Versão da obra de Alexy traduzida para o português por Vigílio Afonso da Silva e publicada pela editora Malheiros. |
Contudo, Alexy procura descrever a
ponderação não como um simples juízo intuitivo ou mesmo prudencial a respeito
de qual princípio deve prevalecer no caso e levando a qual decisão. Trata-se de
um procedimento em sentido estrito,
que segue certas etapas e obedece a certos critérios, a fim de chegar a uma
decisão a que, em tese, todo julgador responsável chegaria se tivesse diante de
si o mesmo caso concreto. As etapas envolvem uma comparação entre soluções
alternativas do caso concreto (por exemplo, autorizar a publicação das fotos da
vida íntima do ator na revista, não autorizar as fotos nem a notícia e, por
fim, autorizar apenas a notícia, sem fotos) e são três: a) juízo de
adequação: avaliando se as soluções alternativas do caso são ou não adequadas
para realizar os princípios no caso (no exemplo são: autorizar a publicação realizaria
o princípio da liberdade de imprensa; não autorizar nem as fotos nem a notícia
realizaria o princípio da proteção da vida privada; autorizar apenas a notícia,
sem fotos, realizaria em parte um e em parte o outro); b) juízo de necessidade:
avaliando se as soluções alternativas do caso são ou não necessárias, no
sentido de que realizam um dos princípios com o mínimo sacrifício possível do
outro princípio (no exemplo, a autorização total e a não autorização total não seriam
necessárias, enquanto a autorização apenas da notícia, sem fotos, seria); por
fim, c) juízo de proporcionalidade em sentido estrito: avaliando se, em vista
das circunstâncias do caso (fotos da vida íntima feitas quando o ator estava em
casa com a esposa), há um dos princípios que deve obrigatoriamente prevalecer
sobre o outro (no caso há, pois tais circunstâncias contam inteiramente em favor
da proteção da vida privada; sendo assim, nesse caso, embora a autorização da
notícia, sem fotos, seja de todas a solução mais necessária, não será a mais
correta, porque implicaria violação da proteção da vida privada num caso cujas
circunstâncias são tais que não contam em nada em favor dessa violação). Tomada
a decisão (por exemplo, não autorizar nem fotos, nem notícia), esta, para
evitar o casuísmo e orientar a aplicação da mesma decisão a casos concretos
semelhantes no futuro, deve tomar a forma de uma regra, chamada regra de precedência condicionada,
vinculando entre si caso concreto, circunstâncias relevantes, princípios
colidentes, prevalência de um dos princípios e decisão final. (Por exemplo: “Toda vez que se decidir sobre a autorização
de imagens e notícias em publicação da imprensa e as imagens e notícias em
questão forem concernentes à vida íntima de certa pessoa e tiverem sido feitas
quando esta se encontrava em ambiente particular, o princípio da proteção da
vida íntima deve ter precedência sobre o princípio da liberdade de imprensa,
levando à decisão de não autorização nem das imagens nem da notícia”).
Comentários
(2) É possível que existam regras que não estão enquadradas no conceito de Alexy? Uma grande abraço e parabéns postagem.

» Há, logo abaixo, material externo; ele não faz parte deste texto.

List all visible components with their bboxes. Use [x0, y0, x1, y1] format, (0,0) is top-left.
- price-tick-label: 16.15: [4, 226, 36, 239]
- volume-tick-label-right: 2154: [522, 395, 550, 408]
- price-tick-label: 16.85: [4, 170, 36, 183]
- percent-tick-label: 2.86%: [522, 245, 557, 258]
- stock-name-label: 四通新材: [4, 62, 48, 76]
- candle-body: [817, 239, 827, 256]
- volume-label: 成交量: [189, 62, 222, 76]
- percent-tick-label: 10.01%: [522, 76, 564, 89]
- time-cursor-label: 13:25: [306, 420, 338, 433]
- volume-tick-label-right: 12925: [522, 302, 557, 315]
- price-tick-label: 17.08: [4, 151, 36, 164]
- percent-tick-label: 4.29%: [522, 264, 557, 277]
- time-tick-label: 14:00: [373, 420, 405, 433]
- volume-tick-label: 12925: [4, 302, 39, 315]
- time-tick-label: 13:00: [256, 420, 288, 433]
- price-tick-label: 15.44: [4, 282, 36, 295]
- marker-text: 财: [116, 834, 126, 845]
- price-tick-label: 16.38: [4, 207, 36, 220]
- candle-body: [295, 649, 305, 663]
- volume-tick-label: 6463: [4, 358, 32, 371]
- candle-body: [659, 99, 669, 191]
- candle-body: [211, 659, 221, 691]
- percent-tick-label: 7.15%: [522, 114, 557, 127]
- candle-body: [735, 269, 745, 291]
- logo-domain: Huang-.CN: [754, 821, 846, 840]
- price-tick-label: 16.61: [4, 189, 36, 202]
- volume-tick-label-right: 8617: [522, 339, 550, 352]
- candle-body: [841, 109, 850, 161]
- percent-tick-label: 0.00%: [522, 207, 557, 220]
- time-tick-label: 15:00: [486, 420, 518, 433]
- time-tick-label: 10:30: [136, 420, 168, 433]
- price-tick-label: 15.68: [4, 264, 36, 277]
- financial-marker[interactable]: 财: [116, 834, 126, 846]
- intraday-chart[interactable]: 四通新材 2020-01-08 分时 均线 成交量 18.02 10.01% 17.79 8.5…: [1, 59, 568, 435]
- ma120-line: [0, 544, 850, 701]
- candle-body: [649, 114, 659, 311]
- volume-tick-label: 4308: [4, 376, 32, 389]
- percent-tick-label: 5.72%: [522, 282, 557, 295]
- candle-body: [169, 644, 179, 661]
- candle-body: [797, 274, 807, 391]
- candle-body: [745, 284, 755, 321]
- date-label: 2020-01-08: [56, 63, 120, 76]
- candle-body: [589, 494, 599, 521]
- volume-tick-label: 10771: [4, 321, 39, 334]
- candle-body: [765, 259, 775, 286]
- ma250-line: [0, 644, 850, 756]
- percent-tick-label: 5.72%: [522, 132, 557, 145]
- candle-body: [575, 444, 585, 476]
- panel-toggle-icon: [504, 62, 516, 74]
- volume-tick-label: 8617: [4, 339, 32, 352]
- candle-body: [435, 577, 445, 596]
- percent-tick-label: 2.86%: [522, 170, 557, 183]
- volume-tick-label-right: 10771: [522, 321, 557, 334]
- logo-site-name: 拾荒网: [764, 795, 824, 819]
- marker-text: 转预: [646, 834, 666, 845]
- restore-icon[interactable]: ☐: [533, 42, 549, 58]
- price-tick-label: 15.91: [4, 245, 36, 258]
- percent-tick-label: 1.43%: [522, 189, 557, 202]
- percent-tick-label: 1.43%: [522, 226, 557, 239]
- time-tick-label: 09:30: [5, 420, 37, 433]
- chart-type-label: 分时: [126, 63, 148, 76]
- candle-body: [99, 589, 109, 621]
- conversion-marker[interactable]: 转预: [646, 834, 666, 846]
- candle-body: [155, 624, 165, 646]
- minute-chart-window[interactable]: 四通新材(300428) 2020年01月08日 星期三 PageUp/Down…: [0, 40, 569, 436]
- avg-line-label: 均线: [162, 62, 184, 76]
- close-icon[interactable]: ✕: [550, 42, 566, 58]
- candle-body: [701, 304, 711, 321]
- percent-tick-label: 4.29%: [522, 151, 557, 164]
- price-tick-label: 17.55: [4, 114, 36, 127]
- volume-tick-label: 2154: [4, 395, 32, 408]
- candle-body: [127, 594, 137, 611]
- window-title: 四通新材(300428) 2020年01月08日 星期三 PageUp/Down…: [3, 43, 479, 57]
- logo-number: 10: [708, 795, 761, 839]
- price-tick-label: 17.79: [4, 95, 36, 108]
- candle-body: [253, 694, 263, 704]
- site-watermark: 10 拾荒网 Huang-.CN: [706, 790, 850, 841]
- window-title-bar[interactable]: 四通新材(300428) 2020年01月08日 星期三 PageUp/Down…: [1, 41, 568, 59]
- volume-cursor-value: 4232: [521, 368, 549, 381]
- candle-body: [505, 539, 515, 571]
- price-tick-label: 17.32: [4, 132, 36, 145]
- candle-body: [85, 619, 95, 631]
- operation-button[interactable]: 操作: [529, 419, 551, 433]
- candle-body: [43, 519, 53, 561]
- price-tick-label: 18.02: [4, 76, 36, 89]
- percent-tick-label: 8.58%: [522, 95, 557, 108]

Agora, quanda falas no teu comentário: "Eu pessoalmente acho que qualquer teoria do tipo regra/princípio deveria partir não de uma distinção binária de tipos ideais de normas, e sim de uma taxonomia realista, complexa e intricada de tipos bem concretos de normas, extraídos dos ordenamentos jurídicos existentes e em vista do tipo de aplicação que a prática judiciária realmente lhes empresta", me parece que essa tua idéia se aproxima um pouco mais de Dworkin, em decorrência da história institucional para determinal se uma norma é regra ou princípio. Estou equivicado?
Segundo: Falas que a distinção entre regras e princípios de Dworkin é mais utilizado do que a do Alexy, mas acho elas bem semelhantes (do ponto de vista da distinção - tudo ou nada, mais e menos, validade e invalidade, etc). O problema maior que vejo, como tu mesmo fizeste referência, é que nem as regras são aplicadas na forma tudo ou nada, pois muitas vezes os tribunais deixam de aplicar uma regra no caso concreto emd ecorrência de circunstâncias excepcionais, sem tirar a regra do ordenamento.
Gostaria depois, com mais calma, conversar contigo sobre a ponderação de princípios na esfera penal. De forma bem resumida, não consigo visualizar essa possibilidade de ponderação dentro de um processo penal. Vejo uma relação exclusiva entre Estado e Cidadão, contudo o que geralmente se faz é ponderar o Direito do réu (ex. proibição de utilização de provas ilícitas) e o Direito da vítima (ex. dignidade sexual, em um estupro). Muitos tentam fazer essa ponderação, mas acredito não ser possível.
Grande Abraço
Como em todas as suas postagens, novamente vc consegue reduzir a complexidade sem macular a profundidade.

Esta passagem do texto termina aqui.